I understand your board wanting to do different things with the common area, but personally, I would have urged my board to grandfather in previous plantings if they were approved. Who wants to resubmit this stuff year after year, and does the board really want to review all this stuff over and over? Before getting rid of the plants, did they send a notice to the homeowner of their intentions, also advising the owner of any appeal rights (I would have given her a chance to do so)? If so, what was the response and the appeal results, if one was requested?

If it is not right do not do it; if it is not true do not say it. Marcus Aurelius
DanielJ (Georgia)
Posts: 31
Posted:
I am an owner and not on the board.

Carole from GA posted the following in the past and this is what prompted my post:

"Statute of Limitations: The Georgia statute of limitations for a covenant enforcement action on a non-repeating violation is generally two years. This means an association has two years from the date a violation first occurs to bring suit or it loses its authority to enforce against the violation. This defense may be asserted if the violation occurred more than two years before the lawsuit or enforcement action."
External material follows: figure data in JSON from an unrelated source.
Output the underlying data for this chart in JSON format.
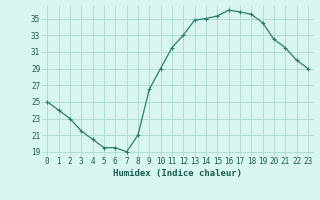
{
  "x": [
    0,
    1,
    2,
    3,
    4,
    5,
    6,
    7,
    8,
    9,
    10,
    11,
    12,
    13,
    14,
    15,
    16,
    17,
    18,
    19,
    20,
    21,
    22,
    23
  ],
  "y": [
    25,
    24,
    23,
    21.5,
    20.5,
    19.5,
    19.5,
    19,
    21,
    26.5,
    29,
    31.5,
    33,
    34.8,
    35,
    35.3,
    36,
    35.8,
    35.5,
    34.5,
    32.5,
    31.5,
    30,
    29
  ],
  "line_color": "#2d7d6e",
  "marker": "+",
  "marker_size": 3,
  "marker_linewidth": 0.8,
  "linewidth": 0.9,
  "bg_color": "#d8f5f0",
  "grid_color": "#aad9d0",
  "xlabel": "Humidex (Indice chaleur)",
  "xlim": [
    -0.5,
    23.5
  ],
  "ylim": [
    18.5,
    36.5
  ],
  "yticks": [
    19,
    21,
    23,
    25,
    27,
    29,
    31,
    33,
    35
  ],
  "xticks": [
    0,
    1,
    2,
    3,
    4,
    5,
    6,
    7,
    8,
    9,
    10,
    11,
    12,
    13,
    14,
    15,
    16,
    17,
    18,
    19,
    20,
    21,
    22,
    23
  ],
  "tick_color": "#1a5c50",
  "label_fontsize": 6.5,
  "tick_fontsize": 5.5
}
The front and rear gardens are on common areas.

There was no precise notice to the owner in question, just the notice sent to all residents.
SheliaH (Indiana)
Posts: 6,964
Posted:
Ok. What say you on the rest of my questions?

If it is not right do not do it; if it is not true do not say it. Marcus Aurelius
DanielJ (Georgia)
Posts: 31
Posted:
The only thing I'll add is that when I received the board's letter to all owners, I emailed the association's attorney and asked if his 2014 clearance was still in effect. He said that he didn't feel comfortable answering me as I wasn't on the board and he wasn't certain that he was still the association's attorney. He did add that as far as he knew, there had been no change in the law.

I'll try and find the statute. Thanks for your assistance.
TimB4 (Tennessee)
Posts: 21,059
Posted:
From the GA Code:

ยง 9-3-29. Breach of restrictive covenant

(a) All actions for breach of any covenant restricting lands to certain uses shall be brought within two years after the right of action accrues, excepting violations for failure to pay assessments or fees, which shall be governed by subsection (b) of this Code section. This Code section shall apply to rights of action which may accrue as a result of the violation of a building set-back line.

(b) In actions for breach of covenant which accrue as a result of the failure to pay assessments or fees, the action shall be brought within four years after the right of action accrues.

(c) For the purpose of this Code section, the right of action shall accrue immediately upon the violation of the covenant restricting lands to certain uses or the violation of a set-back line provision. This Code section shall not be construed so as to extend any applicable statute of limitations affecting actions in equity.